Activation norms (first/middle/last layer)
LN weight/bias gradient norms
Attention entropy

7. Expected Outcomes

Write what you expect before running it.

Small batch + high LR → unstable

Large batch + scaled LR → smoother convergence (probably needs grad-acc)

Diminishing returns beyond batch X (i.e: finding critical batch_size surely needs grad-acc with a single A100)

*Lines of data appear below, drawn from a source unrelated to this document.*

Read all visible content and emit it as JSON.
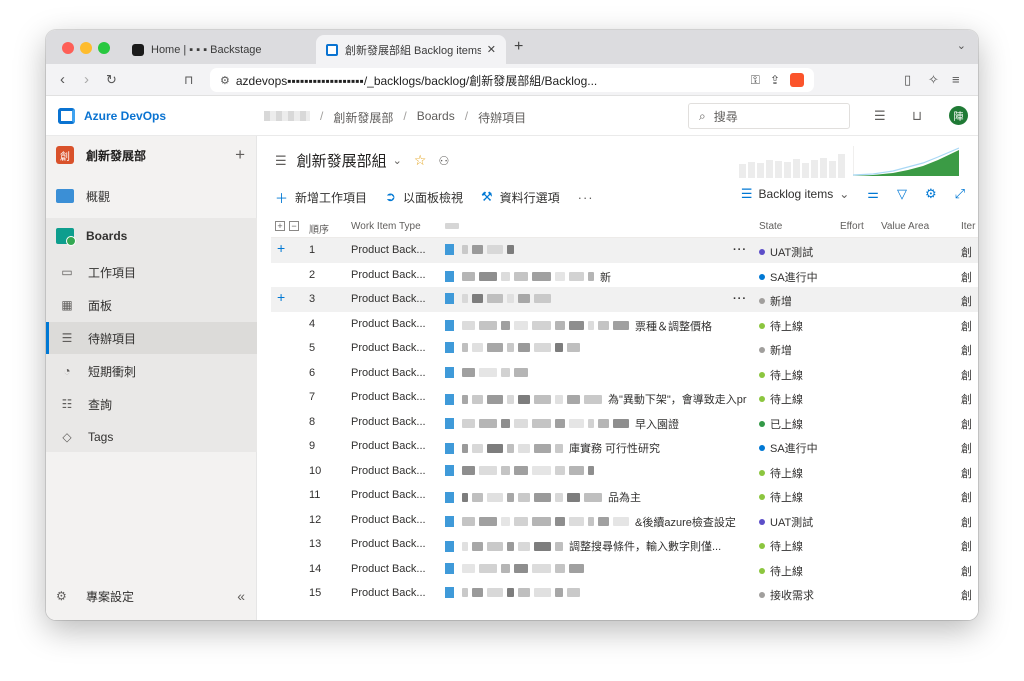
{
  "browser": {
    "tabs": [
      {
        "label": "Home | ▪ ▪ ▪ Backstage",
        "close": ""
      },
      {
        "label": "創新發展部組 Backlog items ▾",
        "close": "✕"
      }
    ],
    "new_tab": "+",
    "tab_menu": "⌄",
    "url": "azdevops▪▪▪▪▪▪▪▪▪▪▪▪▪▪▪▪▪▪/_backlogs/backlog/創新發展部組/Backlog..."
  },
  "ado": {
    "brand": "Azure DevOps",
    "breadcrumbs": [
      "創新發展部",
      "Boards",
      "待辦項目"
    ],
    "search_placeholder": "搜尋",
    "avatar_initial": "陣"
  },
  "sidebar": {
    "project_name": "創新發展部",
    "project_icon": "創",
    "overview": "概觀",
    "boards": "Boards",
    "items": [
      {
        "label": "工作項目",
        "icon": "work-items-icon"
      },
      {
        "label": "面板",
        "icon": "board-icon"
      },
      {
        "label": "待辦項目",
        "icon": "backlog-icon"
      },
      {
        "label": "短期衝刺",
        "icon": "sprint-icon"
      },
      {
        "label": "查詢",
        "icon": "query-icon"
      },
      {
        "label": "Tags",
        "icon": "tag-icon"
      }
    ],
    "settings": "專案設定"
  },
  "main": {
    "title": "創新發展部組",
    "commands": {
      "new_item": "新增工作項目",
      "view_board": "以面板檢視",
      "column_options": "資料行選項",
      "more": "···"
    },
    "view_selector": "Backlog items",
    "columns": {
      "order": "順序",
      "type": "Work Item Type",
      "title": "",
      "state": "State",
      "effort": "Effort",
      "value_area": "Value Area",
      "iteration": "Iter"
    },
    "rows": [
      {
        "order": "1",
        "type": "Product Back...",
        "title_suffix": "",
        "state": "UAT測試",
        "state_color": "#5c4ec8",
        "iteration": "創",
        "highlight": true
      },
      {
        "order": "2",
        "type": "Product Back...",
        "title_suffix": "新",
        "state": "SA進行中",
        "state_color": "#0078d4",
        "iteration": "創",
        "highlight": false
      },
      {
        "order": "3",
        "type": "Product Back...",
        "title_suffix": "",
        "state": "新增",
        "state_color": "#a19f9d",
        "iteration": "創",
        "highlight": true
      },
      {
        "order": "4",
        "type": "Product Back...",
        "title_suffix": "票種＆調整價格",
        "state": "待上線",
        "state_color": "#8cc63f",
        "iteration": "創",
        "highlight": false
      },
      {
        "order": "5",
        "type": "Product Back...",
        "title_suffix": "",
        "state": "新增",
        "state_color": "#a19f9d",
        "iteration": "創",
        "highlight": false
      },
      {
        "order": "6",
        "type": "Product Back...",
        "title_suffix": "",
        "state": "待上線",
        "state_color": "#8cc63f",
        "iteration": "創",
        "highlight": false
      },
      {
        "order": "7",
        "type": "Product Back...",
        "title_suffix": "為\"異動下架\"，會導致走入pr...",
        "state": "待上線",
        "state_color": "#8cc63f",
        "iteration": "創",
        "highlight": false
      },
      {
        "order": "8",
        "type": "Product Back...",
        "title_suffix": "早入園證",
        "state": "已上線",
        "state_color": "#339947",
        "iteration": "創",
        "highlight": false
      },
      {
        "order": "9",
        "type": "Product Back...",
        "title_suffix": "庫實務 可行性研究",
        "state": "SA進行中",
        "state_color": "#0078d4",
        "iteration": "創",
        "highlight": false
      },
      {
        "order": "10",
        "type": "Product Back...",
        "title_suffix": "",
        "state": "待上線",
        "state_color": "#8cc63f",
        "iteration": "創",
        "highlight": false
      },
      {
        "order": "11",
        "type": "Product Back...",
        "title_suffix": "品為主",
        "state": "待上線",
        "state_color": "#8cc63f",
        "iteration": "創",
        "highlight": false
      },
      {
        "order": "12",
        "type": "Product Back...",
        "title_suffix": "&後續azure檢查設定",
        "state": "UAT測試",
        "state_color": "#5c4ec8",
        "iteration": "創",
        "highlight": false
      },
      {
        "order": "13",
        "type": "Product Back...",
        "title_suffix": "調整搜尋條件，輸入數字則僅...",
        "state": "待上線",
        "state_color": "#8cc63f",
        "iteration": "創",
        "highlight": false
      },
      {
        "order": "14",
        "type": "Product Back...",
        "title_suffix": "",
        "state": "待上線",
        "state_color": "#8cc63f",
        "iteration": "創",
        "highlight": false
      },
      {
        "order": "15",
        "type": "Product Back...",
        "title_suffix": "",
        "state": "接收需求",
        "state_color": "#a19f9d",
        "iteration": "創",
        "highlight": false
      }
    ]
  }
}
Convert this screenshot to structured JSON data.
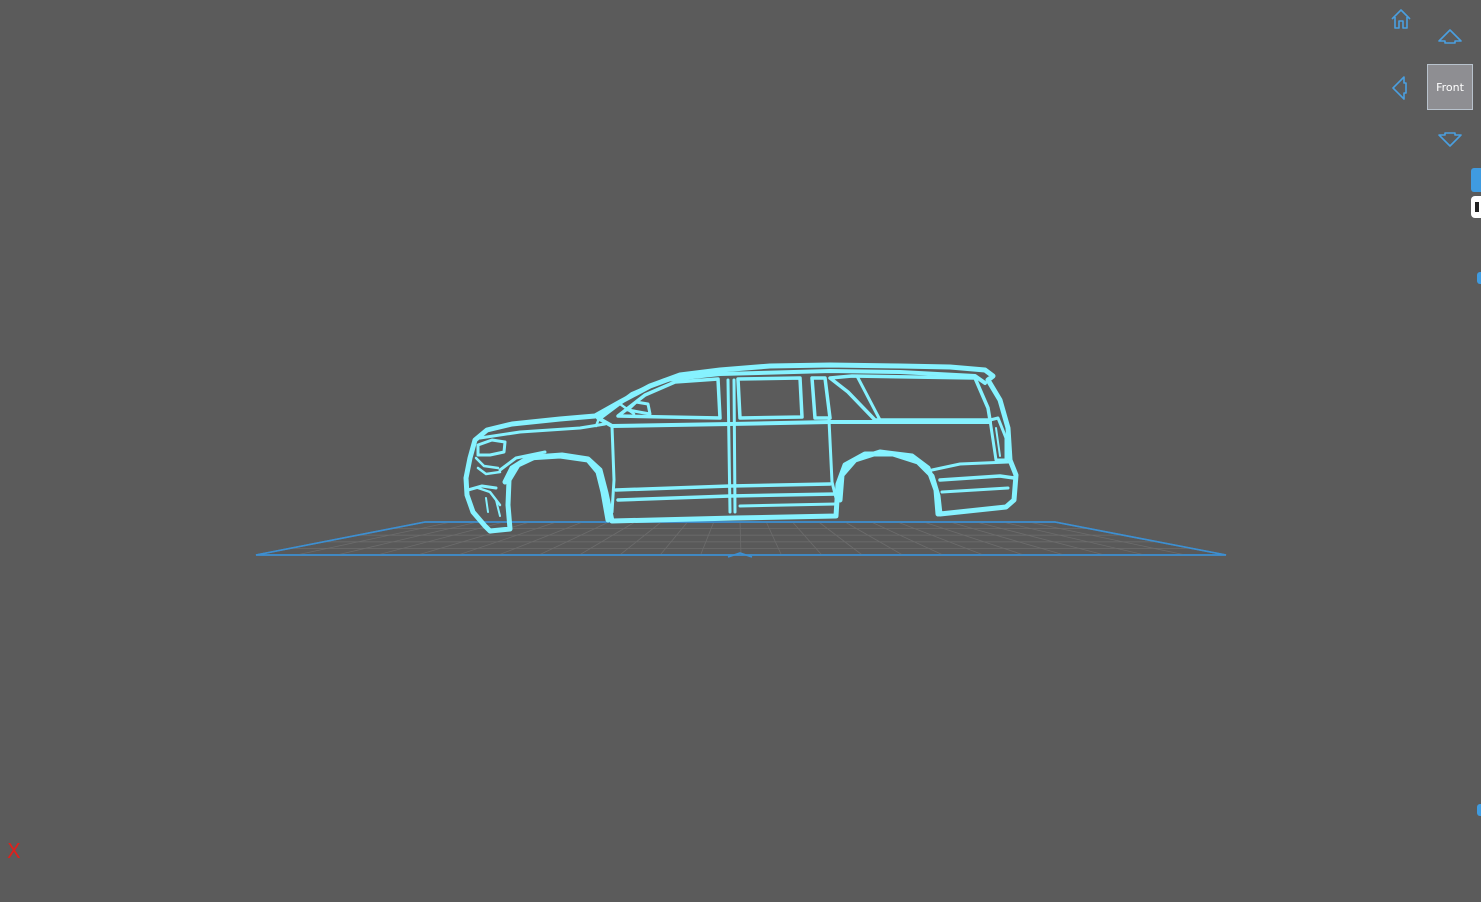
{
  "viewcube": {
    "face_label": "Front",
    "icons": {
      "home": "home-icon",
      "up": "arrow-up-icon",
      "left": "arrow-left-icon",
      "down": "arrow-down-icon"
    },
    "icon_color": "#4a9fe0"
  },
  "axis": {
    "x_label": "X",
    "x_color": "#e0201c"
  },
  "scene": {
    "background": "#5b5b5b",
    "model_color": "#86f2ff",
    "grid_color": "#3d8fd1"
  }
}
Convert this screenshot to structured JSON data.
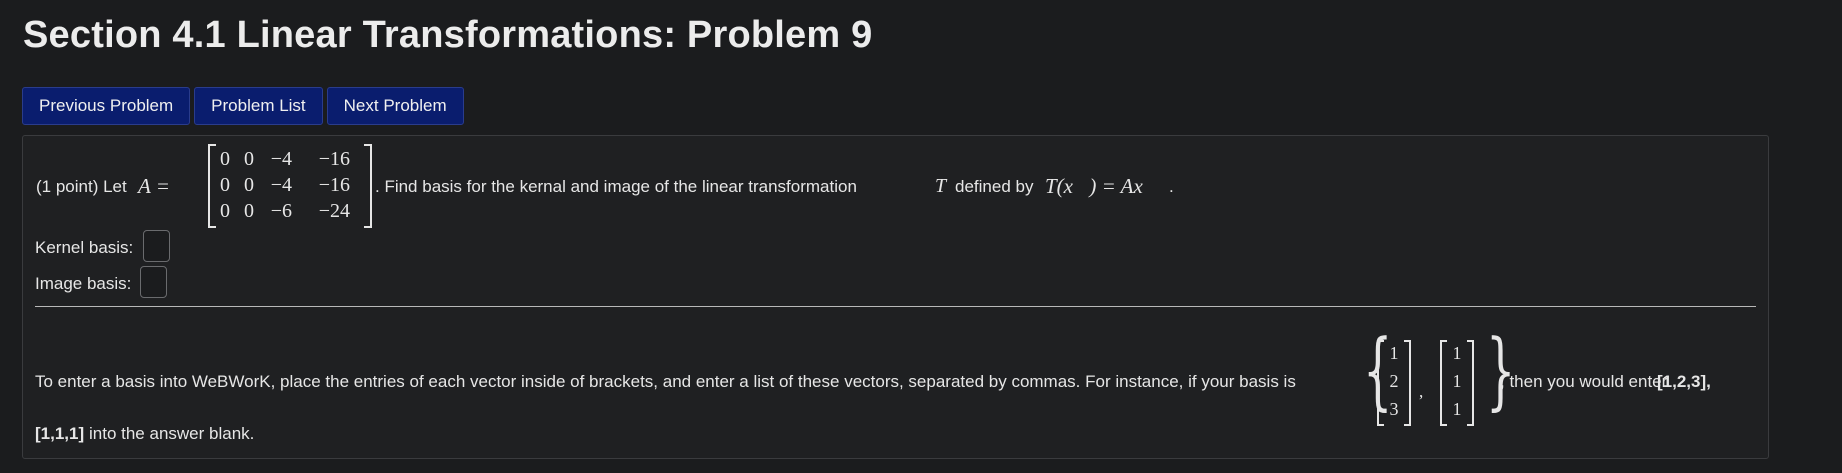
{
  "page_title": "Section 4.1 Linear Transformations: Problem 9",
  "nav": {
    "previous": "Previous Problem",
    "list": "Problem List",
    "next": "Next Problem"
  },
  "problem": {
    "intro": "(1 point) Let",
    "matrix_symbol": "A =",
    "matrix": [
      [
        "0",
        "0",
        "−4",
        "−16"
      ],
      [
        "0",
        "0",
        "−4",
        "−16"
      ],
      [
        "0",
        "0",
        "−6",
        "−24"
      ]
    ],
    "statement": ". Find basis for the kernal and image of the linear transformation",
    "t_symbol": "T",
    "defined_by": "defined by",
    "formula": "T(x⃗) = Ax⃗",
    "period": ".",
    "kernel_label": "Kernel basis:",
    "image_label": "Image basis:",
    "kernel_value": "",
    "image_value": ""
  },
  "instructions": {
    "text_before": "To enter a basis into WeBWorK, place the entries of each vector inside of brackets, and enter a list of these vectors, separated by commas. For instance, if your basis is",
    "example_vectors": [
      [
        "1",
        "2",
        "3"
      ],
      [
        "1",
        "1",
        "1"
      ]
    ],
    "comma": ",",
    "text_after": ", then you would enter",
    "bold_1": "[1,2,3],",
    "bold_2": "[1,1,1]",
    "text_end": "into the answer blank."
  }
}
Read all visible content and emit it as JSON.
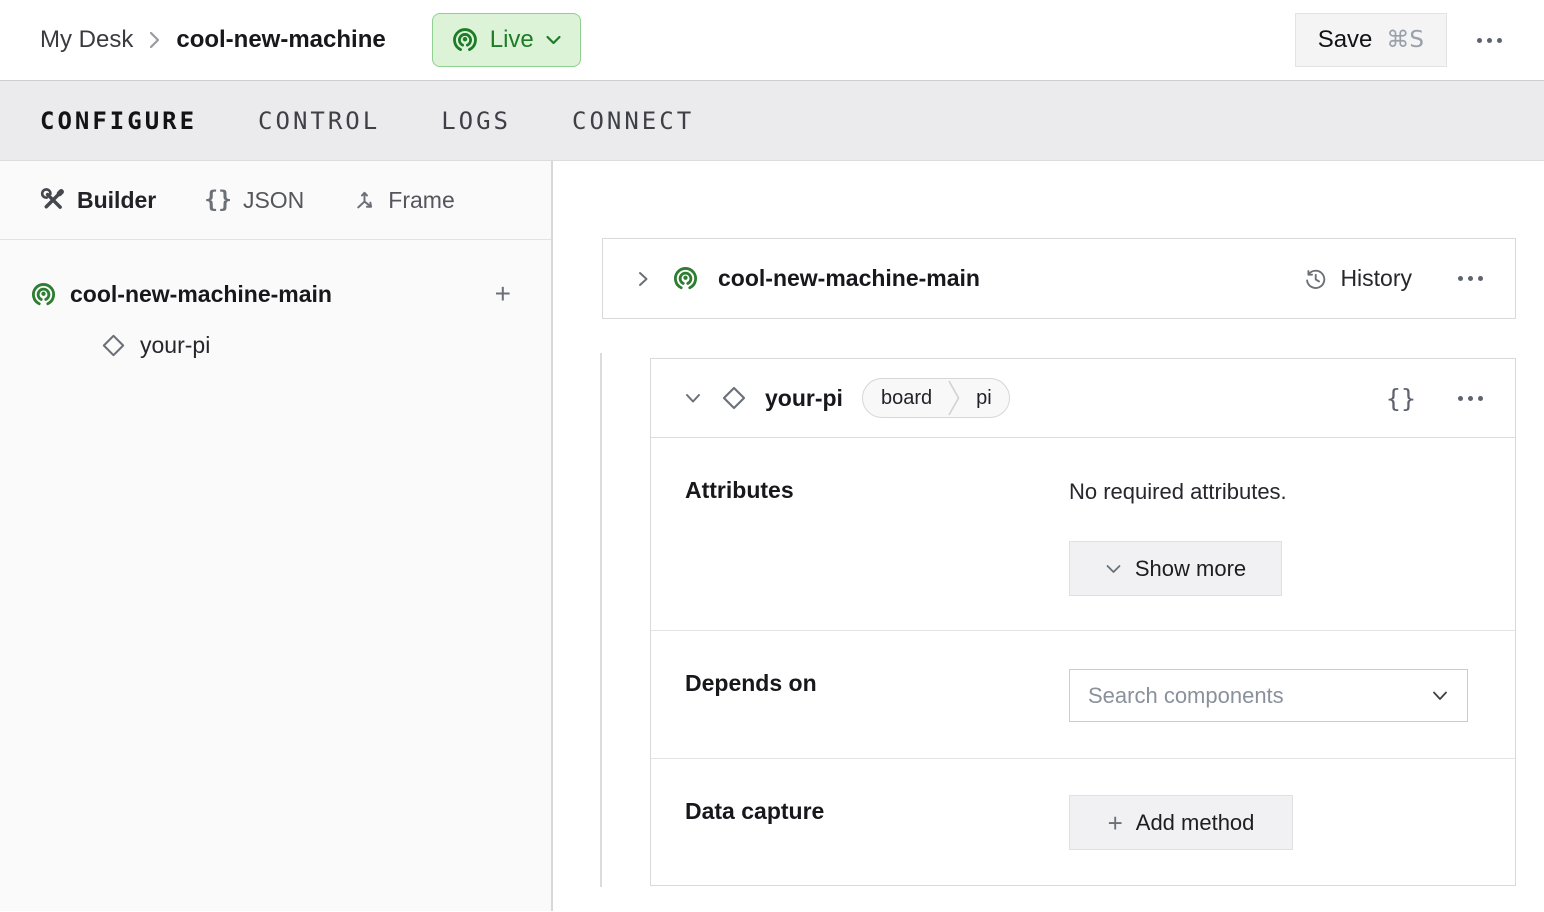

The only thing we can take away from the experiment for now in a optimal rage for lr on AdamW and see how batch-size effects learning.

8. Results

AND

9. Interpretation

I learned to use wandb reports! And find that to be the most effective way to communicate this information, so please head over to here

What do we adopt going forward?

Selected LR: 3e-05
Selected batch size: 20
Selected optimizer: Adam ( the only one we used for now)
Any architectural preference: No changes, retain everything.

I would like to expand on the decision of batch size 20 over 12 for the lr 1e-05, it is clear that batch size 12 performs better across most graphs, but we should note that the gains are largely due to the increased number of optim steps that a batch-12 has over batch-20, hence lr is predominantly the factor rather than batch-size working the main magic. Also its important to note that Attention-Entropy of the last layer for a smaller batch-12 size starts to drop off steeply which is undesirable indicating over-specializing heads, while batch-20 tapers off a lot slower making it more desirable.

Also picking between 12 and 20 probably will not make much of a difference, picking the larger one based on literature is still a safe bet, we will be working on expanding the batch-size with “gradient accumulation” soon.

11. Follow-up Questions

What remains unclear?

While i guess that the sharp drop in the loss/pp during the 500-700 step mark is due to Adam’s momentum, there is no good way to prove this with the metrics right now. It could also be that the model found a better & steeper loss surface at the time (step 680) and then we global grad-norms rising (step 650→700) but due to the difference in sampling frequency of the 2 metrics its hard to tell since they both happen in the same 50 step window.

This can we verified in the next optimizer ablation study by swapping the optim with SGD, if the drop really did come from Adam’s momentum then it shouldnt appear in SGD.
Also we can track another adam metric, “effective step” i.e: the scalar multiplier to the grad updates, and compare it against the grad norm we currently have. If it was really the Adam optim causing the drop, we should see an increase in the “effective step” and not the grad-norm increasing.

What needs a deeper sweep?

Optim Choice